On Monday, 7 November 2011 at 20:33:19 UTC, Xinok wrote:
> Recently, I've been working on my sorting algorithm, doing what I can before I implemented it into std.algorithm. Recently, I've found myself referring to Timsort for ways to optimize my algorithm, but that made me think, why not use Timsort instead? It was originally designed for Python, but it was apparently good enough for Java to adopt it as well.
>
> I think Phobos would benefit most from a good implementation of Timsort, perhaps enough to even ditch the unstable sort which I've found has some bad test cases (try sorting swapRanges(arr[0..$/2], arr[$/2..$])). My algorithm is very similar to Timsort, but Timsort is more highly tuned, so it would probably beat my algorithm in most cases. In a few benchmarks I've seen, Timsort even beats quicksort.
>
> The only downside is that Timsort may require up to O(n/2) additional space, and if it fails to allocate enough memory, it simply fails to sort the list. That's the benefit of my algorithm, it allocates O(n/1024) additional space by default and can reduce it further if needed. However, the "range swap" that my algorithm uses could easily be added to Timsort as well, so we could have the best of both worlds: The speed of Timsort with the low memory requirement of my algorithm.
>
> This is my proposal: Replace the stable (and unstable?) sort in Phobos with Timsort, including the additional range swap step.
>
> An explanation of Timsort can be found here:
> http://svn.python.org/projects/python/trunk/Objects/listsort.txt
>
> My algorithm can be found here (see the blog for more details):
> https://sourceforge.net/projects/xinoksort/

This sounds good, you should also contact the forum user Philippe Sigaud to see if he's made any progress with his templated sorting network idea for small number of items and combine the two to provide very effective sorting.

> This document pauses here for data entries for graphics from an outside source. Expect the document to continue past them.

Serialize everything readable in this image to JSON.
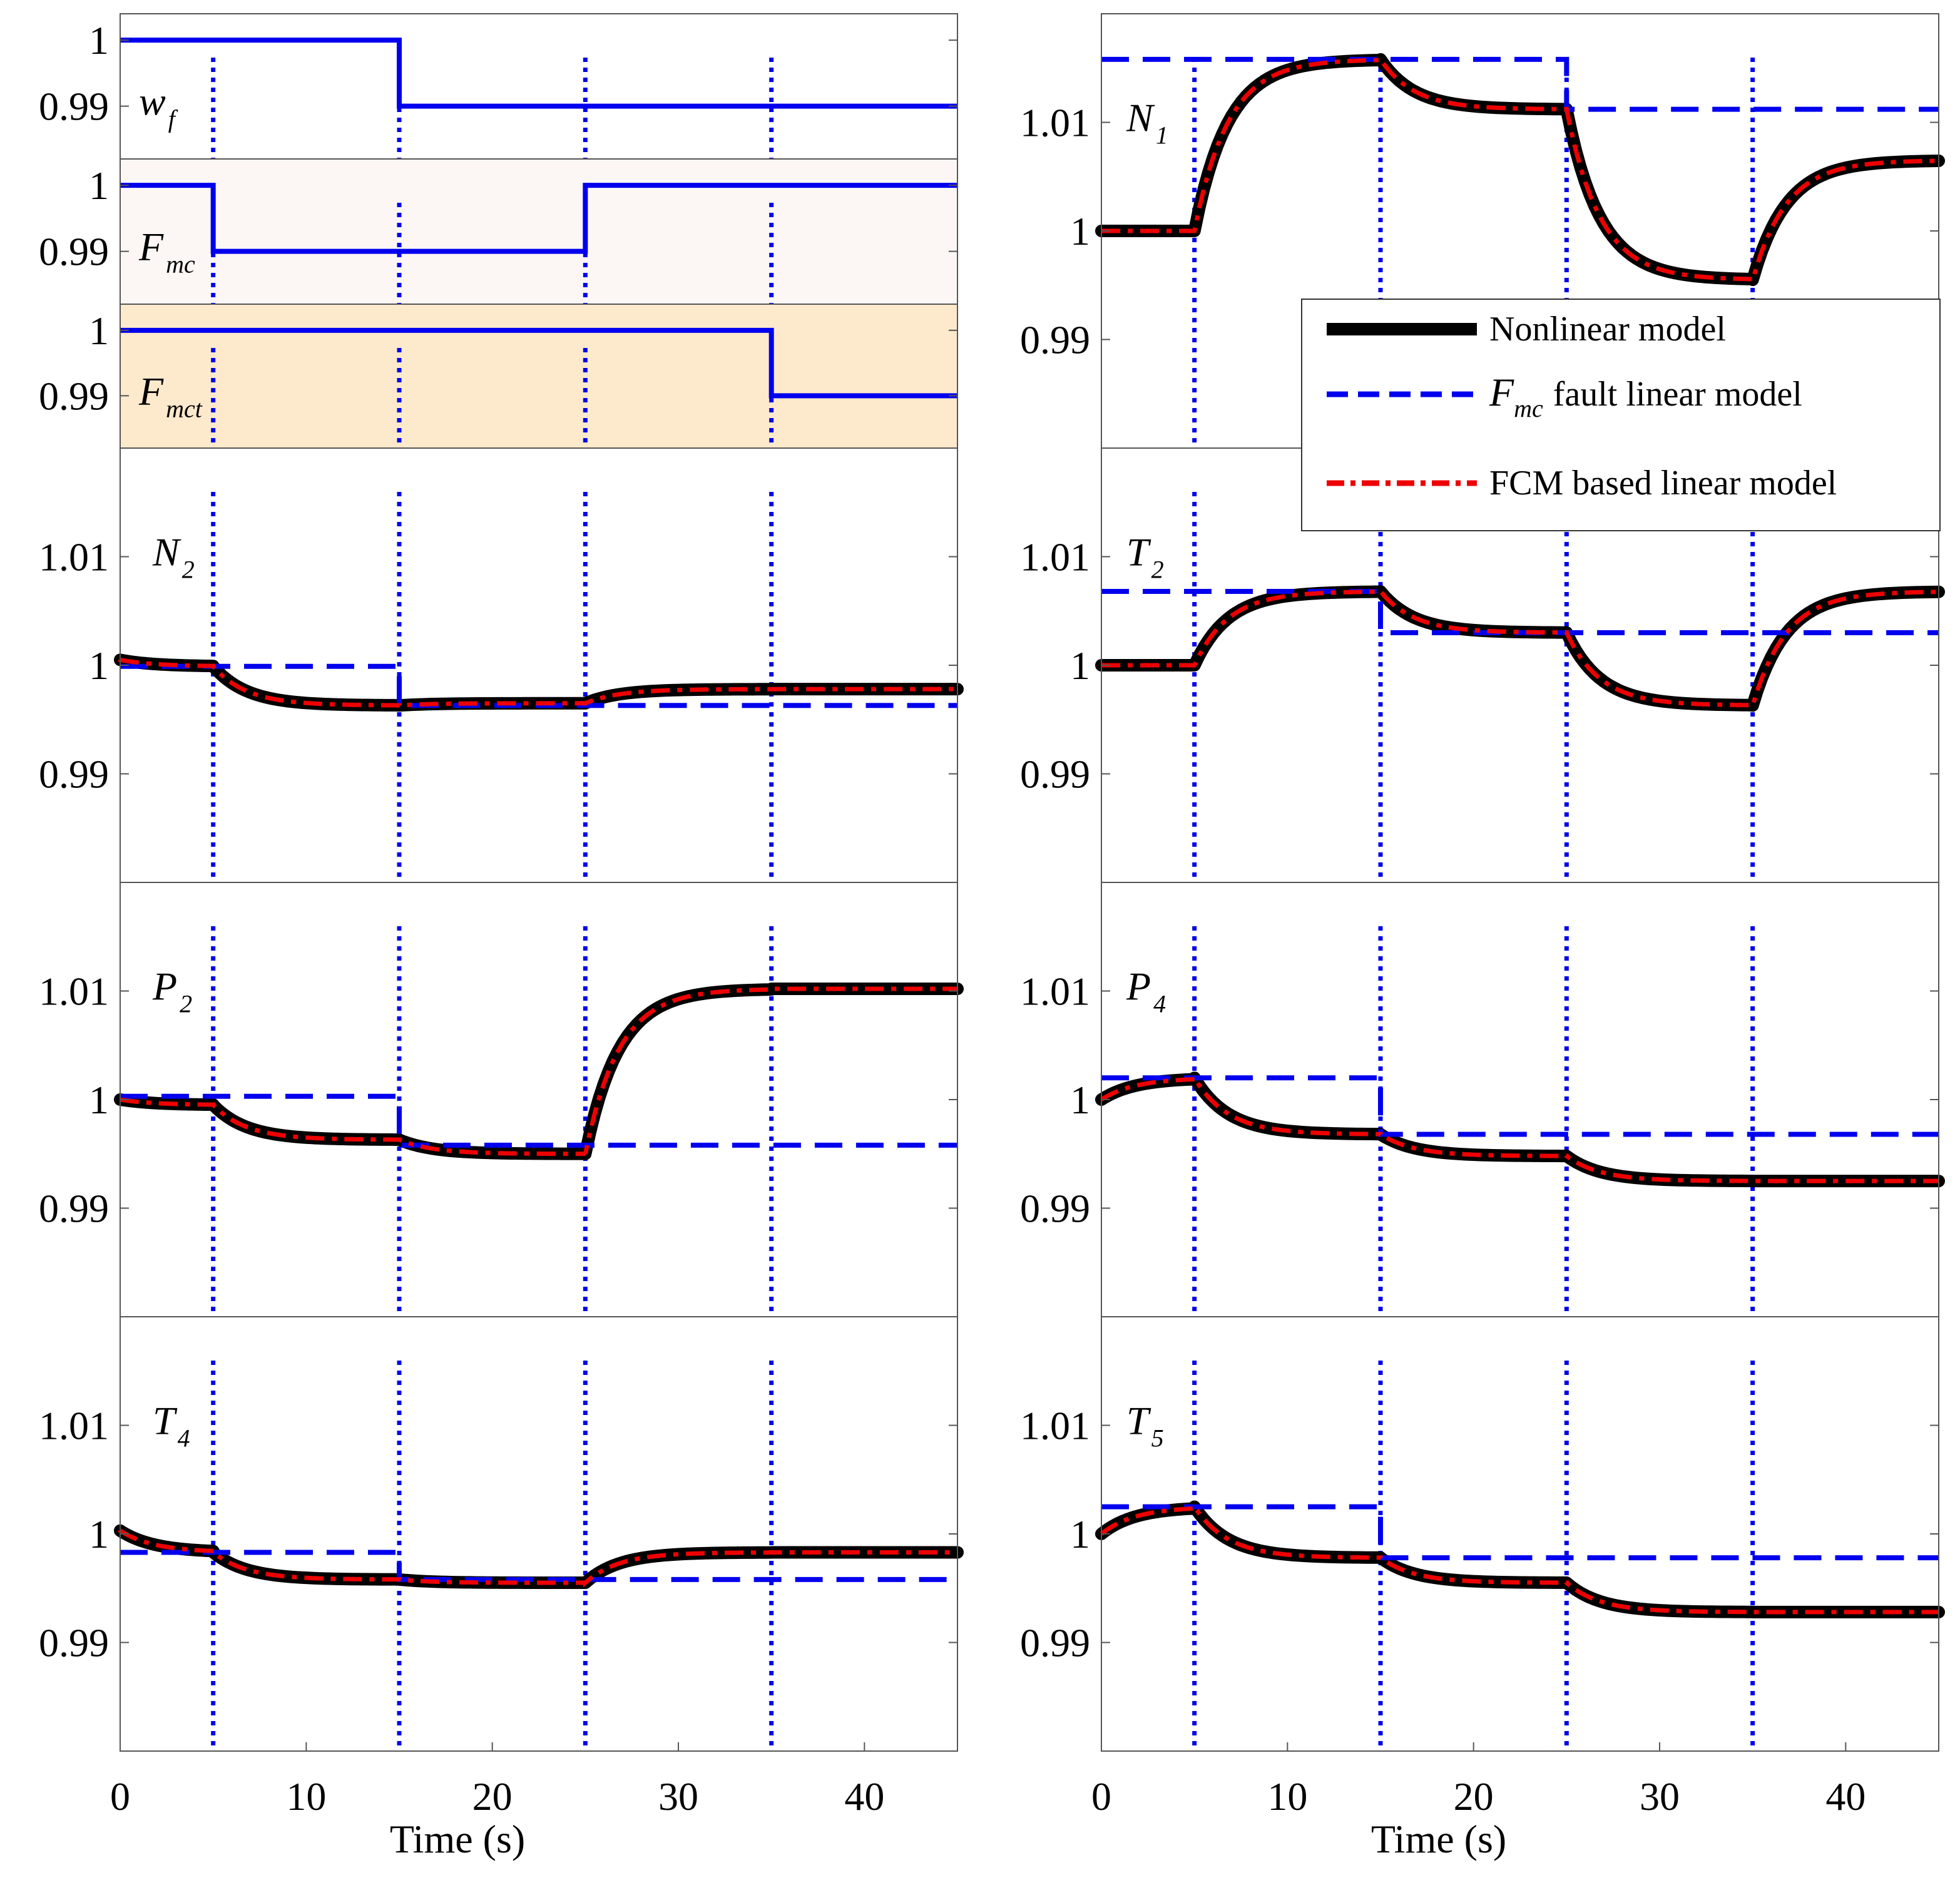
{
  "chart_data": {
    "type": "line",
    "x_label": "Time (s)",
    "x_ticks": [
      "0",
      "10",
      "20",
      "30",
      "40"
    ],
    "y_tick_labels": [
      "1.01",
      "1",
      "0.99"
    ],
    "small_y_tick_labels": [
      "1",
      "0.99"
    ],
    "legend": {
      "placement": "inside top-right of N1 panel",
      "entries": [
        {
          "key": "nonlinear",
          "label": "Nonlinear model",
          "color": "#000000",
          "style": "thick-solid"
        },
        {
          "key": "fault",
          "symbol": "F",
          "subscript": "mc",
          "label": "fault linear model",
          "color": "#0000ee",
          "style": "dashed"
        },
        {
          "key": "fcm",
          "label": "FCM based linear model",
          "color": "#ee0000",
          "style": "dash-dot"
        }
      ]
    },
    "event_times": [
      5,
      15,
      25,
      35
    ],
    "xlim": [
      0,
      45
    ],
    "input_panels": [
      {
        "id": "wf",
        "symbol": "w",
        "subscript": "f",
        "ylim": [
          0.982,
          1.004
        ],
        "background": "#ffffff",
        "steps": [
          [
            0,
            1.0
          ],
          [
            15,
            0.99
          ]
        ]
      },
      {
        "id": "fmc",
        "symbol": "F",
        "subscript": "mc",
        "ylim": [
          0.982,
          1.004
        ],
        "background": "#fcf7f5",
        "steps": [
          [
            0,
            1.0
          ],
          [
            5,
            0.99
          ],
          [
            25,
            1.0
          ]
        ]
      },
      {
        "id": "fmct",
        "symbol": "F",
        "subscript": "mct",
        "ylim": [
          0.982,
          1.004
        ],
        "background": "#fde9cc",
        "steps": [
          [
            0,
            1.0
          ],
          [
            35,
            0.99
          ]
        ]
      }
    ],
    "output_panels": [
      {
        "id": "n1",
        "symbol": "N",
        "subscript": "1",
        "ylim": [
          0.98,
          1.02
        ],
        "nonlinear": [
          [
            0,
            1.0
          ],
          [
            5,
            1.0
          ],
          [
            15,
            1.0158
          ],
          [
            25,
            1.0112
          ],
          [
            35,
            0.9955
          ],
          [
            45,
            1.0065
          ]
        ],
        "fcm": [
          [
            0,
            1.0
          ],
          [
            5,
            1.0
          ],
          [
            15,
            1.0158
          ],
          [
            25,
            1.0112
          ],
          [
            35,
            0.9955
          ],
          [
            45,
            1.0065
          ]
        ],
        "fault_linear": [
          [
            0,
            1.0158
          ],
          [
            25,
            1.0112
          ]
        ]
      },
      {
        "id": "n2",
        "symbol": "N",
        "subscript": "2",
        "ylim": [
          0.98,
          1.02
        ],
        "nonlinear": [
          [
            0,
            1.0005
          ],
          [
            5,
            0.9999
          ],
          [
            15,
            0.9963
          ],
          [
            25,
            0.9965
          ],
          [
            35,
            0.9978
          ],
          [
            45,
            0.9978
          ]
        ],
        "fcm": [
          [
            0,
            1.0005
          ],
          [
            5,
            0.9999
          ],
          [
            15,
            0.9963
          ],
          [
            25,
            0.9965
          ],
          [
            35,
            0.9978
          ],
          [
            45,
            0.9978
          ]
        ],
        "fault_linear": [
          [
            0,
            0.9999
          ],
          [
            15,
            0.9963
          ]
        ]
      },
      {
        "id": "t2",
        "symbol": "T",
        "subscript": "2",
        "ylim": [
          0.98,
          1.02
        ],
        "nonlinear": [
          [
            0,
            1.0
          ],
          [
            5,
            1.0
          ],
          [
            15,
            1.0068
          ],
          [
            25,
            1.003
          ],
          [
            35,
            0.9963
          ],
          [
            45,
            1.0068
          ]
        ],
        "fcm": [
          [
            0,
            1.0
          ],
          [
            5,
            1.0
          ],
          [
            15,
            1.0068
          ],
          [
            25,
            1.003
          ],
          [
            35,
            0.9963
          ],
          [
            45,
            1.0068
          ]
        ],
        "fault_linear": [
          [
            0,
            1.0068
          ],
          [
            15,
            1.003
          ]
        ]
      },
      {
        "id": "p2",
        "symbol": "P",
        "subscript": "2",
        "ylim": [
          0.98,
          1.02
        ],
        "nonlinear": [
          [
            0,
            1.0
          ],
          [
            5,
            0.9995
          ],
          [
            15,
            0.9963
          ],
          [
            25,
            0.995
          ],
          [
            35,
            1.0102
          ],
          [
            45,
            1.0102
          ]
        ],
        "fcm": [
          [
            0,
            1.0
          ],
          [
            5,
            0.9995
          ],
          [
            15,
            0.9963
          ],
          [
            25,
            0.995
          ],
          [
            35,
            1.0102
          ],
          [
            45,
            1.0102
          ]
        ],
        "fault_linear": [
          [
            0,
            1.0003
          ],
          [
            15,
            0.9958
          ]
        ]
      },
      {
        "id": "p4",
        "symbol": "P",
        "subscript": "4",
        "ylim": [
          0.98,
          1.02
        ],
        "nonlinear": [
          [
            0,
            1.0
          ],
          [
            5,
            1.002
          ],
          [
            15,
            0.9968
          ],
          [
            25,
            0.9948
          ],
          [
            35,
            0.9925
          ],
          [
            45,
            0.9925
          ]
        ],
        "fcm": [
          [
            0,
            1.0
          ],
          [
            5,
            1.002
          ],
          [
            15,
            0.9968
          ],
          [
            25,
            0.9948
          ],
          [
            35,
            0.9925
          ],
          [
            45,
            0.9925
          ]
        ],
        "fault_linear": [
          [
            0,
            1.002
          ],
          [
            15,
            0.9968
          ]
        ]
      },
      {
        "id": "t4",
        "symbol": "T",
        "subscript": "4",
        "ylim": [
          0.98,
          1.02
        ],
        "nonlinear": [
          [
            0,
            1.0003
          ],
          [
            5,
            0.9983
          ],
          [
            15,
            0.9958
          ],
          [
            25,
            0.9955
          ],
          [
            35,
            0.9983
          ],
          [
            45,
            0.9983
          ]
        ],
        "fcm": [
          [
            0,
            1.0003
          ],
          [
            5,
            0.9983
          ],
          [
            15,
            0.9958
          ],
          [
            25,
            0.9955
          ],
          [
            35,
            0.9983
          ],
          [
            45,
            0.9983
          ]
        ],
        "fault_linear": [
          [
            0,
            0.9983
          ],
          [
            15,
            0.9958
          ]
        ]
      },
      {
        "id": "t5",
        "symbol": "T",
        "subscript": "5",
        "ylim": [
          0.98,
          1.02
        ],
        "nonlinear": [
          [
            0,
            1.0
          ],
          [
            5,
            1.0025
          ],
          [
            15,
            0.9978
          ],
          [
            25,
            0.9955
          ],
          [
            35,
            0.9928
          ],
          [
            45,
            0.9928
          ]
        ],
        "fcm": [
          [
            0,
            1.0
          ],
          [
            5,
            1.0025
          ],
          [
            15,
            0.9978
          ],
          [
            25,
            0.9955
          ],
          [
            35,
            0.9928
          ],
          [
            45,
            0.9928
          ]
        ],
        "fault_linear": [
          [
            0,
            1.0025
          ],
          [
            15,
            0.9978
          ]
        ]
      }
    ]
  }
}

12/29/2012 10:49 PM, ixid пишет:
> On Monday, 7 November 2011 at 20:33:19 UTC, Xinok wrote:
>> Recently, I've been working on my sorting algorithm, doing what I can
>> before I implemented it into std.algorithm. Recently, I've found
>> myself referring to Timsort for ways to optimize my algorithm, but
>> that made me think, why not use Timsort instead? It was originally
>> designed for Python, but it was apparently good enough for Java to
>> adopt it as well.

[snip]

>> An explanation of Timsort can be found here:
>> http://svn.python.org/projects/python/trunk/Objects/listsort.txt
>>
>> My algorithm can be found here (see the blog for more details):
>> https://sourceforge.net/projects/xinoksort/
>
> This sounds good, you should also contact the forum user Philippe Sigaud
> to see if he's made any progress with his templated sorting network idea
> for small number of items and combine the two to provide very effective
> sorting.

Let me point out that Phobos has got the Timsort for stable sort in 2.061. It's precisely the work of Xinok that was integrated after going through many rounds of review.

It would great to analyze the extra trick that reduces the amount of memory required. If it's proven to be a good speed-size trade-off then it could be integrated.

What's would be truly awesome at the moment is highly efficient version(s) of sort(s) customized for small ranges. And IRC that's what Philippe's sorting networks were good at.

-- 
Dmitry Olshansky

> What's would be truly awesome at the moment is highly efficient version(s) of sort(s) customized for small ranges. And IRC that's what Philippe's sorting networks were good at.

Wasn't that what I was saying? =) It seems like an ideal application of D's strengths to be easily able to write something like sort!"timsort" or sort!"mergesort" (or whatever formatting) in addition to intelligent analysis of the number of items and select a sorting network if that would be favourable.